You're really looking for iconv(), which converts a character string from one encoding (even if it's packed into a wchar_t array), into a character string of another encoding.

Now go read this, to learn what's wrong with iconv.

Answer 7

In general, no. int(wchar_t(255)) == int(char(255)) of course, but that just means they have the same int value. They may not represent the same characters.

You would see such a discrepancy in the majority of Windows PCs, even. For instance, on Windows Code page 1250, char(0xFF) is the same character as wchar_t(0x02D9) (dot above), not wchar_t(0x00FF) (small y with diaeresis).

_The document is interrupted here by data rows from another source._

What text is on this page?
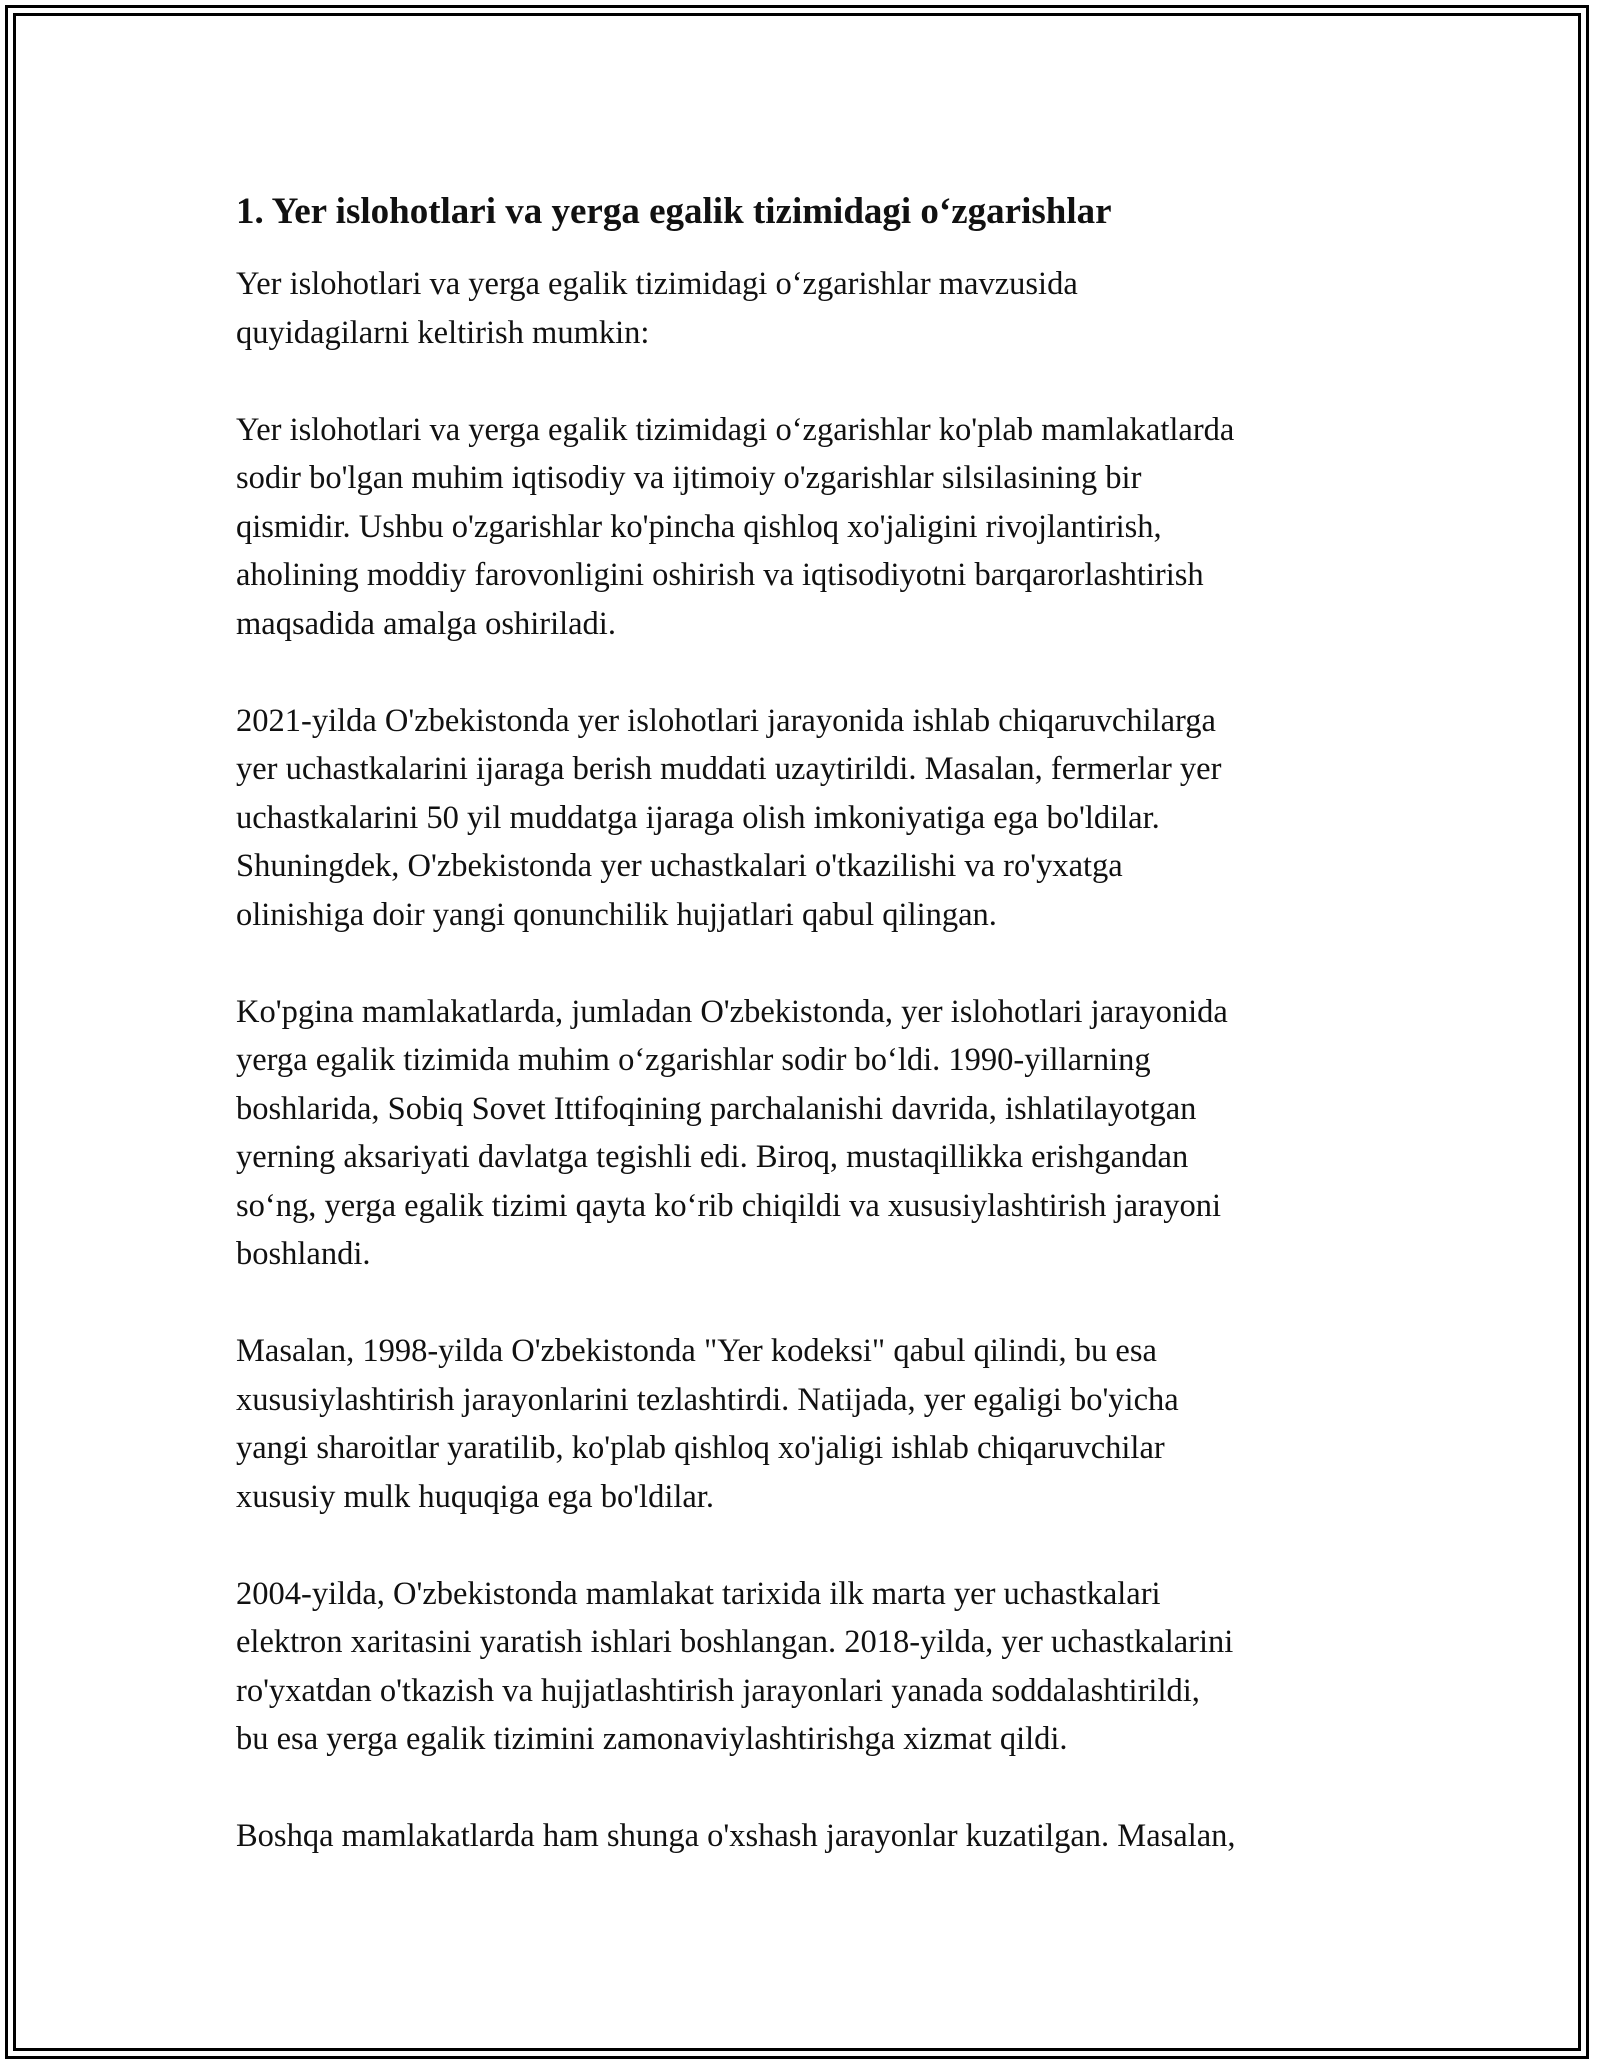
1. Yer islohotlari va yerga egalik tizimidagi o‘zgarishlar
Yer islohotlari va yerga egalik tizimidagi o‘zgarishlar mavzusida
quyidagilarni keltirish mumkin:
Yer islohotlari va yerga egalik tizimidagi o‘zgarishlar ko'plab mamlakatlarda
sodir bo'lgan muhim iqtisodiy va ijtimoiy o'zgarishlar silsilasining bir
qismidir. Ushbu o'zgarishlar ko'pincha qishloq xo'jaligini rivojlantirish,
aholining moddiy farovonligini oshirish va iqtisodiyotni barqarorlashtirish
maqsadida amalga oshiriladi.
2021-yilda O'zbekistonda yer islohotlari jarayonida ishlab chiqaruvchilarga
yer uchastkalarini ijaraga berish muddati uzaytirildi. Masalan, fermerlar yer
uchastkalarini 50 yil muddatga ijaraga olish imkoniyatiga ega bo'ldilar.
Shuningdek, O'zbekistonda yer uchastkalari o'tkazilishi va ro'yxatga
olinishiga doir yangi qonunchilik hujjatlari qabul qilingan.
Ko'pgina mamlakatlarda, jumladan O'zbekistonda, yer islohotlari jarayonida
yerga egalik tizimida muhim o‘zgarishlar sodir bo‘ldi. 1990-yillarning
boshlarida, Sobiq Sovet Ittifoqining parchalanishi davrida, ishlatilayotgan
yerning aksariyati davlatga tegishli edi. Biroq, mustaqillikka erishgandan
so‘ng, yerga egalik tizimi qayta ko‘rib chiqildi va xususiylashtirish jarayoni
boshlandi.
Masalan, 1998-yilda O'zbekistonda "Yer kodeksi" qabul qilindi, bu esa
xususiylashtirish jarayonlarini tezlashtirdi. Natijada, yer egaligi bo'yicha
yangi sharoitlar yaratilib, ko'plab qishloq xo'jaligi ishlab chiqaruvchilar
xususiy mulk huquqiga ega bo'ldilar.
2004-yilda, O'zbekistonda mamlakat tarixida ilk marta yer uchastkalari
elektron xaritasini yaratish ishlari boshlangan. 2018-yilda, yer uchastkalarini
ro'yxatdan o'tkazish va hujjatlashtirish jarayonlari yanada soddalashtirildi,
bu esa yerga egalik tizimini zamonaviylashtirishga xizmat qildi.
Boshqa mamlakatlarda ham shunga o'xshash jarayonlar kuzatilgan. Masalan,
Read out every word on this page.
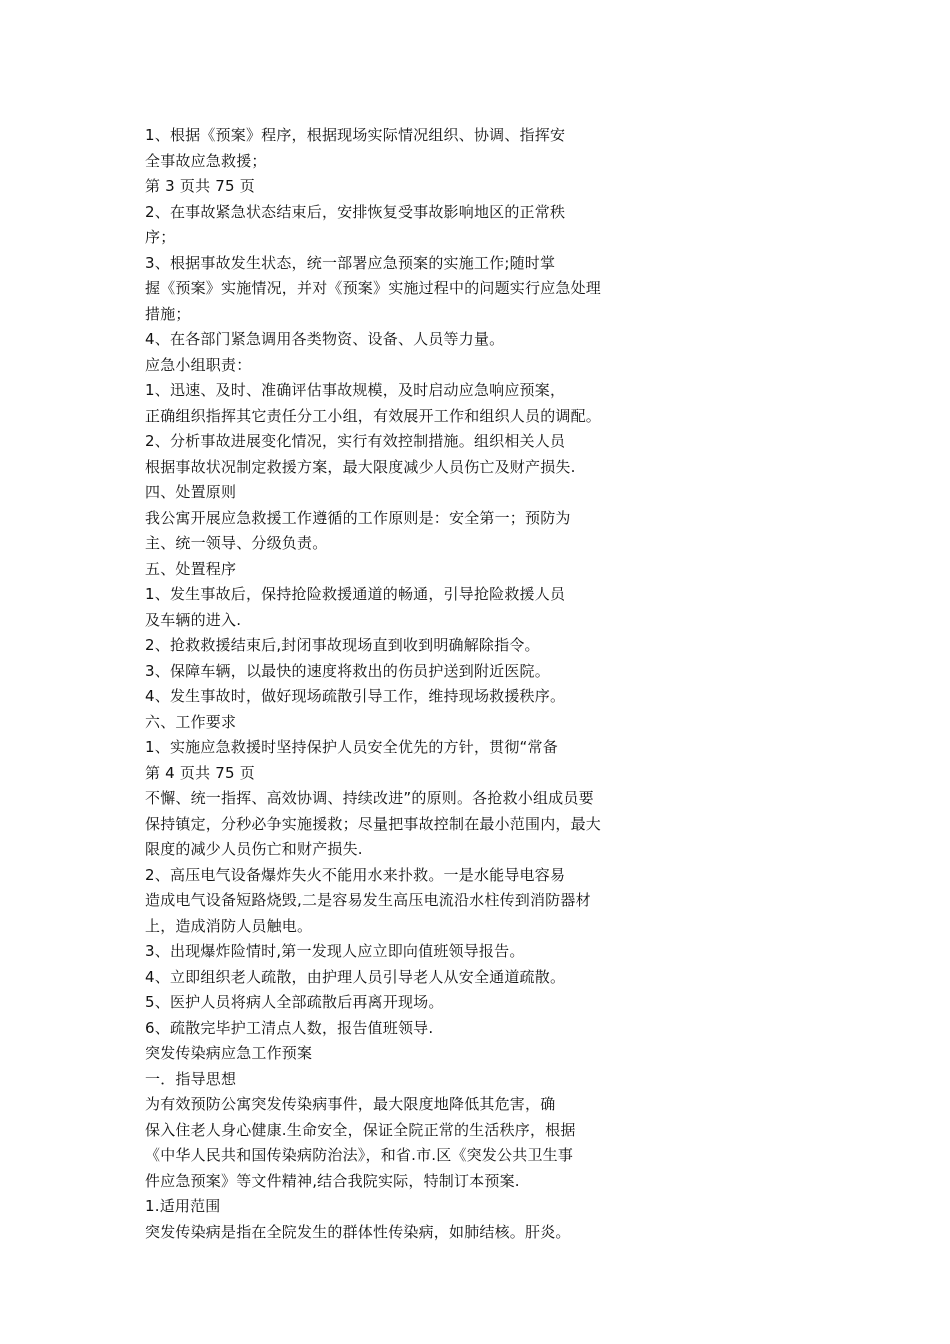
1、根据《预案》程序，根据现场实际情况组织、协调、指挥安
全事故应急救援；
第 3 页共 75 页
2、在事故紧急状态结束后，安排恢复受事故影响地区的正常秩
序；
3、根据事故发生状态，统一部署应急预案的实施工作;随时掌
握《预案》实施情况，并对《预案》实施过程中的问题实行应急处理
措施；
4、在各部门紧急调用各类物资、设备、人员等力量。
应急小组职责：
1、迅速、及时、准确评估事故规模，及时启动应急响应预案，
正确组织指挥其它责任分工小组，有效展开工作和组织人员的调配。
2、分析事故进展变化情况，实行有效控制措施。组织相关人员
根据事故状况制定救援方案，最大限度减少人员伤亡及财产损失.
四、处置原则
我公寓开展应急救援工作遵循的工作原则是：安全第一；预防为
主、统一领导、分级负责。
五、处置程序
1、发生事故后，保持抢险救援通道的畅通，引导抢险救援人员
及车辆的进入.
2、抢救救援结束后,封闭事故现场直到收到明确解除指令。
3、保障车辆，以最快的速度将救出的伤员护送到附近医院。
4、发生事故时，做好现场疏散引导工作，维持现场救援秩序。
六、工作要求
1、实施应急救援时坚持保护人员安全优先的方针，贯彻“常备
第 4 页共 75 页
不懈、统一指挥、高效协调、持续改进”的原则。各抢救小组成员要
保持镇定，分秒必争实施援救；尽量把事故控制在最小范围内，最大
限度的减少人员伤亡和财产损失.
2、高压电气设备爆炸失火不能用水来扑救。一是水能导电容易
造成电气设备短路烧毁,二是容易发生高压电流沿水柱传到消防器材
上，造成消防人员触电。
3、出现爆炸险情时,第一发现人应立即向值班领导报告。
4、立即组织老人疏散，由护理人员引导老人从安全通道疏散。
5、医护人员将病人全部疏散后再离开现场。
6、疏散完毕护工清点人数，报告值班领导.
突发传染病应急工作预案
一．指导思想
为有效预防公寓突发传染病事件，最大限度地降低其危害，确
保入住老人身心健康.生命安全，保证全院正常的生活秩序，根据
《中华人民共和国传染病防治法》，和省.市.区《突发公共卫生事
件应急预案》等文件精神,结合我院实际，特制订本预案.
1.适用范围
突发传染病是指在全院发生的群体性传染病，如肺结核。肝炎。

Note that it does not even hold for the ASCII range, as C++ doesn't even require ASCII. On IBM systems in particular you may see that 'A' != 65

Answer 8

assert is for ensuring that something is true in a debug mode, without it having any effect in a release build. Better to use an if statement and have an alternate plan for characters that are outside the range, unless the only way to get characters outside the range is through a program bug.

Also, depending on your character encoding, you might find a difference between the Unicode characters 0x80 through 0xff and their char version.

Answer 9

Why not just use a library routine wcstombs.